When continental customers of British pigmeat called Cheale Meats to find out what was happening, Paul Cheale had to explain it was an error "by the same ministry that got sheep and cow brains mixed up".
The six suspected cases were:
One on March 15;
One on June 7;
Four on May 29.
"After a decade of negative results it was impossible that on one day four positives should turn up from Sussex to Yorkshire," said Paul Cheale. "When Defra phoned us we told them to check the common factor in all this – the laboratory.
But on the same day, Defra issued a press release announcing six serological positive results for Aujeszky's.

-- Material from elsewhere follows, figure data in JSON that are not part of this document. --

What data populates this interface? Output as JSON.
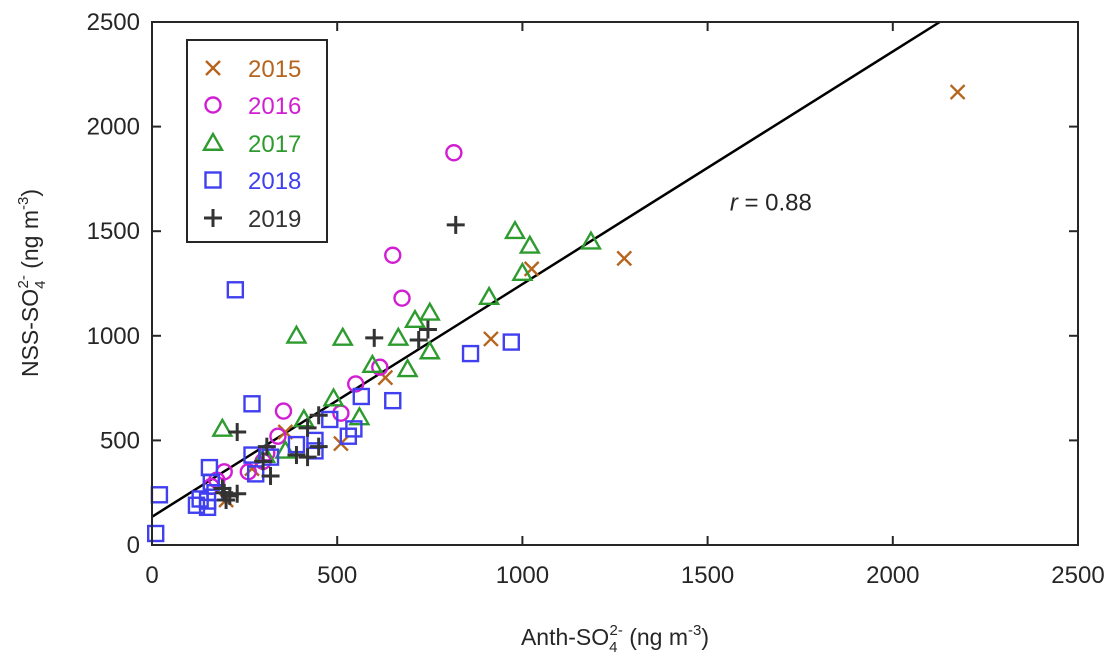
{
  "chart_data": {
    "type": "scatter",
    "xlabel": {
      "base": "Anth-SO",
      "sub": "4",
      "sup": "2-",
      "unit_pre": " (ng m",
      "unit_sup": "-3",
      "unit_post": ")"
    },
    "ylabel": {
      "base": "NSS-SO",
      "sub": "4",
      "sup": "2-",
      "unit_pre": " (ng m",
      "unit_sup": "-3",
      "unit_post": ")"
    },
    "xlim": [
      0,
      2500
    ],
    "ylim": [
      0,
      2500
    ],
    "xticks": [
      0,
      500,
      1000,
      1500,
      2000,
      2500
    ],
    "yticks": [
      0,
      500,
      1000,
      1500,
      2000,
      2500
    ],
    "grid": false,
    "legend_position": "top-left",
    "annotation": {
      "italic": "r",
      "rest": " = 0.88",
      "x": 1560,
      "y": 1600
    },
    "fit_line": {
      "intercept": 135,
      "slope": 1.112
    },
    "series": [
      {
        "name": "2015",
        "marker": "x",
        "color": "#B5651D",
        "points": [
          [
            2175,
            2165
          ],
          [
            1275,
            1370
          ],
          [
            1025,
            1320
          ],
          [
            915,
            985
          ],
          [
            630,
            800
          ],
          [
            510,
            485
          ],
          [
            360,
            540
          ],
          [
            270,
            365
          ],
          [
            200,
            215
          ]
        ]
      },
      {
        "name": "2016",
        "marker": "o",
        "color": "#D21ED2",
        "points": [
          [
            815,
            1875
          ],
          [
            650,
            1385
          ],
          [
            675,
            1180
          ],
          [
            615,
            850
          ],
          [
            550,
            770
          ],
          [
            510,
            630
          ],
          [
            355,
            640
          ],
          [
            340,
            520
          ],
          [
            310,
            440
          ],
          [
            300,
            400
          ],
          [
            260,
            350
          ],
          [
            195,
            350
          ],
          [
            175,
            310
          ],
          [
            160,
            280
          ]
        ]
      },
      {
        "name": "2017",
        "marker": "triangle",
        "color": "#2E9B2E",
        "points": [
          [
            1185,
            1450
          ],
          [
            1020,
            1430
          ],
          [
            980,
            1500
          ],
          [
            1000,
            1300
          ],
          [
            910,
            1185
          ],
          [
            750,
            1110
          ],
          [
            710,
            1075
          ],
          [
            665,
            990
          ],
          [
            750,
            925
          ],
          [
            690,
            840
          ],
          [
            595,
            860
          ],
          [
            515,
            990
          ],
          [
            390,
            1000
          ],
          [
            490,
            700
          ],
          [
            560,
            610
          ],
          [
            410,
            600
          ],
          [
            360,
            450
          ],
          [
            190,
            555
          ],
          [
            305,
            430
          ]
        ]
      },
      {
        "name": "2018",
        "marker": "square",
        "color": "#4040F0",
        "points": [
          [
            225,
            1220
          ],
          [
            270,
            675
          ],
          [
            970,
            970
          ],
          [
            860,
            915
          ],
          [
            650,
            690
          ],
          [
            565,
            710
          ],
          [
            545,
            555
          ],
          [
            530,
            520
          ],
          [
            480,
            600
          ],
          [
            440,
            500
          ],
          [
            440,
            450
          ],
          [
            390,
            480
          ],
          [
            320,
            420
          ],
          [
            280,
            340
          ],
          [
            270,
            430
          ],
          [
            155,
            370
          ],
          [
            160,
            300
          ],
          [
            170,
            250
          ],
          [
            150,
            210
          ],
          [
            130,
            220
          ],
          [
            150,
            180
          ],
          [
            120,
            190
          ],
          [
            20,
            240
          ],
          [
            10,
            55
          ]
        ]
      },
      {
        "name": "2019",
        "marker": "plus",
        "color": "#333333",
        "points": [
          [
            820,
            1530
          ],
          [
            745,
            1030
          ],
          [
            720,
            980
          ],
          [
            600,
            990
          ],
          [
            450,
            620
          ],
          [
            420,
            560
          ],
          [
            450,
            470
          ],
          [
            420,
            420
          ],
          [
            390,
            430
          ],
          [
            310,
            470
          ],
          [
            300,
            400
          ],
          [
            320,
            330
          ],
          [
            230,
            540
          ],
          [
            230,
            245
          ],
          [
            210,
            235
          ],
          [
            200,
            215
          ],
          [
            195,
            250
          ],
          [
            190,
            270
          ]
        ]
      }
    ]
  }
}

"Imagine our horror when we saw on television and read in the nationals such reports as RABIES PIGS DISCOVERED IN FOOT AND MOUTH ABATTOIR, all naming Cheale Meats."
The Aujeszky's Six debacle raises serious questions, he says. "Why, when an abattoir cooperates with Defra in a national surveillance scheme is its identity not confidential?
"And couldn't anyone have used some commonsense before slapping Form As on the unfortunate producers concerned, who immediately became victims too."
Five of the Form A farms had now been cleared but a sixth, in Shropshire, was still awaiting clearance because of an unidentified virus. Some producers believe Defra's handling of the Aujeszky's Six was a smokescreen to help convince the sheep sector of a continuing need for a 20-day movement restriction.
NPA producer group agreed at their meeting yesterday that although the scare over the Aujeszky's Six had been groundless, it would be sensible for NPA to send a working party to Northern Ireland to check that safeguards in place to stop Aujeszky's arriving in Britain.